Mardi 5 mars 2024, SMART TECH reçoit Jean-Baptiste Godinot (vice-président exécutif, Gameloft) et Guillaume Monteux (Président, Gadsme)
Jeux vidéo : l’industrie a-t-elle grandi trop vite ?
Avec un chiffre d’affaires qui atteint plus de 200 milliards par an et une audience de plus de 3,6 milliards de joueurs, le jeu vidéo est de loin la première industrie culturelle du monde. Et pourtant, entre durcissement de la régulation, présence ambitieuse des Big Tech et vagues de licenciements, le tableau n’est plus si idyllique…
Il est certain qu’en regardant les chiffres, cela donne le vertige. « Il y a 3,6 milliards de joueurs, soit 40 % de la population mondiale, le temps de jeu moyen quotidien est à 1h45… », pose d’emblée Guillaume Monteux.

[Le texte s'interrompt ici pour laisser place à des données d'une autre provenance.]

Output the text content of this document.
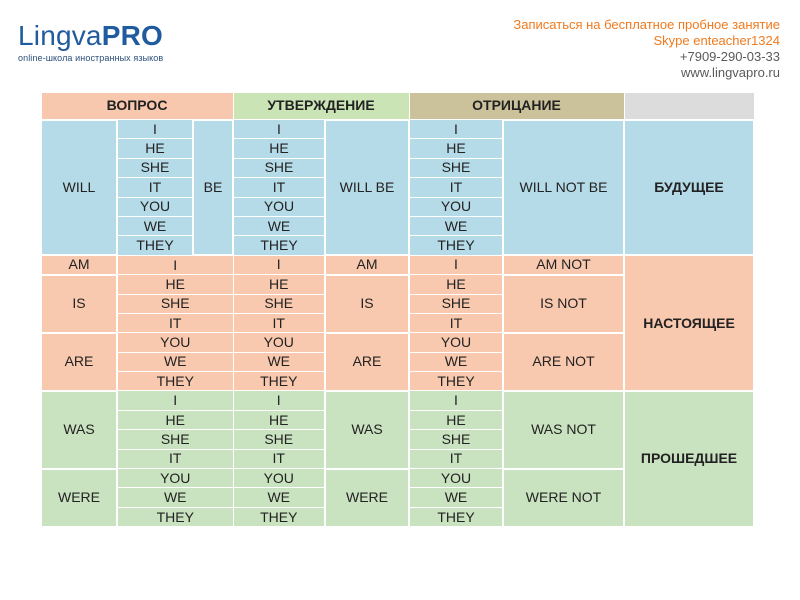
LingvaPRO
online-школа иностранных языков
Записаться на бесплатное пробное занятие
Skype enteacher1324
+7909-290-03-33
www.lingvapro.ru
ВОПРОС			УТВЕРЖДЕНИЕ		ОТРИЦАНИЕ		
WILL	I	BE	I	WILL BE	I	WILL NOT BE	БУДУЩЕЕ
	HE		HE		HE		
	SHE		SHE		SHE		
	IT		IT		IT		
	YOU		YOU		YOU		
	WE		WE		WE		
	THEY		THEY		THEY		
AM	I		I	AM	I	AM NOT	НАСТОЯЩЕЕ
IS	HE		HE	IS	HE	IS NOT	
	SHE		SHE		SHE		
	IT		IT		IT		
ARE	YOU		YOU	ARE	YOU	ARE NOT	
	WE		WE		WE		
	THEY		THEY		THEY		
WAS	I		I	WAS	I	WAS NOT	ПРОШЕДШЕЕ
	HE		HE		HE		
	SHE		SHE		SHE		
	IT		IT		IT		
WERE	YOU		YOU	WERE	YOU	WERE NOT	
	WE		WE		WE		
	THEY		THEY		THEY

Le président de Gadsme, spécialiste de la publicité dans les jeux vidéo, a forcément beaucoup d’arguments pour appuyer l’idée d’une industrie vidéoludique assise à la même table que le cinéma ou la musique : « c’est de loin la première industrie culturelle au monde ». Pas mal quand on sait que le jeu vidéo est né près d’un siècle après le 7ᵉ Art…

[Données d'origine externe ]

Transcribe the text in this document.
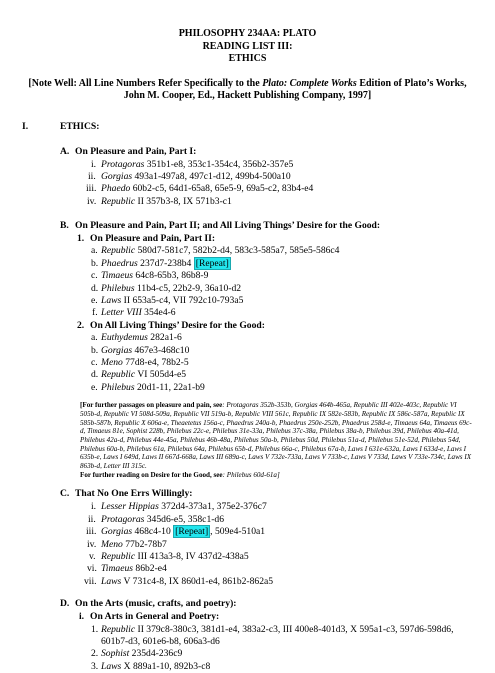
PHILOSOPHY 234AA: PLATO
READING LIST III:
ETHICS
[Note Well: All Line Numbers Refer Specifically to the Plato: Complete Works Edition of Plato’s Works, John M. Cooper, Ed., Hackett Publishing Company, 1997]
I.	ETHICS:
A. On Pleasure and Pain, Part I:
i. Protagoras 351b1-e8, 353c1-354c4, 356b2-357e5
ii. Gorgias 493a1-497a8, 497c1-d12, 499b4-500a10
iii. Phaedo 60b2-c5, 64d1-65a8, 65e5-9, 69a5-c2, 83b4-e4
iv. Republic II 357b3-8, IX 571b3-c1
B. On Pleasure and Pain, Part II; and All Living Things’ Desire for the Good:
1. On Pleasure and Pain, Part II:
a. Republic 580d7-581c7, 582b2-d4, 583c3-585a7, 585e5-586c4
b. Phaedrus 237d7-238b4 [Repeat]
c. Timaeus 64c8-65b3, 86b8-9
d. Philebus 11b4-c5, 22b2-9, 36a10-d2
e. Laws II 653a5-c4, VII 792c10-793a5
f. Letter VIII 354e4-6
2. On All Living Things’ Desire for the Good:
a. Euthydemus 282a1-6
b. Gorgias 467e3-468c10
c. Meno 77d8-e4, 78b2-5
d. Republic VI 505d4-e5
e. Philebus 20d1-11, 22a1-b9
[For further passages on pleasure and pain, see: Protagoras 352b-353b, Gorgias 464b-465a, Republic III 402e-403c, Republic VI 505b-d, Republic VI 508d-509a, Republic VII 519a-b, Republic VIII 561c, Republic IX 582e-583b, Republic IX 586c-587a, Republic IX 585b-587b, Republic X 606a-e, Theaetetus 156a-c, Phaedrus 240a-b, Phaedrus 250e-252b, Phaedrus 258d-e, Timaeus 64a, Timaeus 69c-d, Timaeus 81e, Sophist 228b, Philebus 22c-e, Philebus 31e-33a, Philebus 37c-38a, Philebus 38a-b, Philebus 39d, Philebus 40a-41d, Philebus 42a-d, Philebus 44e-45a, Philebus 46b-48a, Philebus 50a-b, Philebus 50d, Philebus 51a-d, Philebus 51e-52d, Philebus 54d, Philebus 60a-b, Philebus 61a, Philebus 64a, Philebus 65b-d, Philebus 66a-c, Philebus 67a-b, Laws I 631e-632a, Laws I 633d-e, Laws I 635b-e, Laws I 649d, Laws II 667d-668a, Laws III 689a-c, Laws V 732e-733a, Laws V 733b-c, Laws V 733d, Laws V 733e-734c, Laws IX 863b-d, Letter III 315c.
For further reading on Desire for the Good, see: Philebus 60d-61a]
C. That No One Errs Willingly:
i. Lesser Hippias 372d4-373a1, 375e2-376c7
ii. Protagoras 345d6-e5, 358c1-d6
iii. Gorgias 468c4-10 [Repeat] , 509e4-510a1
iv. Meno 77b2-78b7
v. Republic III 413a3-8, IV 437d2-438a5
vi. Timaeus 86b2-e4
vii. Laws V 731c4-8, IX 860d1-e4, 861b2-862a5
D. On the Arts (music, crafts, and poetry):
i. On Arts in General and Poetry:
1. Republic II 379c8-380c3, 381d1-e4, 383a2-c3, III 400e8-401d3, X 595a1-c3, 597d6-598d6, 601b7-d3, 601e6-b8, 606a3-d6
2. Sophist 235d4-236c9
3. Laws X 889a1-10, 892b3-c8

Crise, ou simple transition du jeu vidéo ?
Mais pour le publicitaire, même si le jeu vidéo continue de mobiliser plus d’utilisateurs que Facebook et TikTok réunis, « depuis 8-10 mois, l’industrie avance avec prudence ». Arrivée du Digital Markets Act, ambitions croissantes de géants de la tech comme Apple, Google ou Microsoft -qui s’est récemment offert Activision Blizzard-, et surtout une vague de licenciements sans précédent chez Unity, Amazon Games ou encore Electronic Arts… Les nuages se sont accumulés à l’horizon. Même « la plateforme Twitch va encore licencier 500 personnes » précise Guillaume Monteux.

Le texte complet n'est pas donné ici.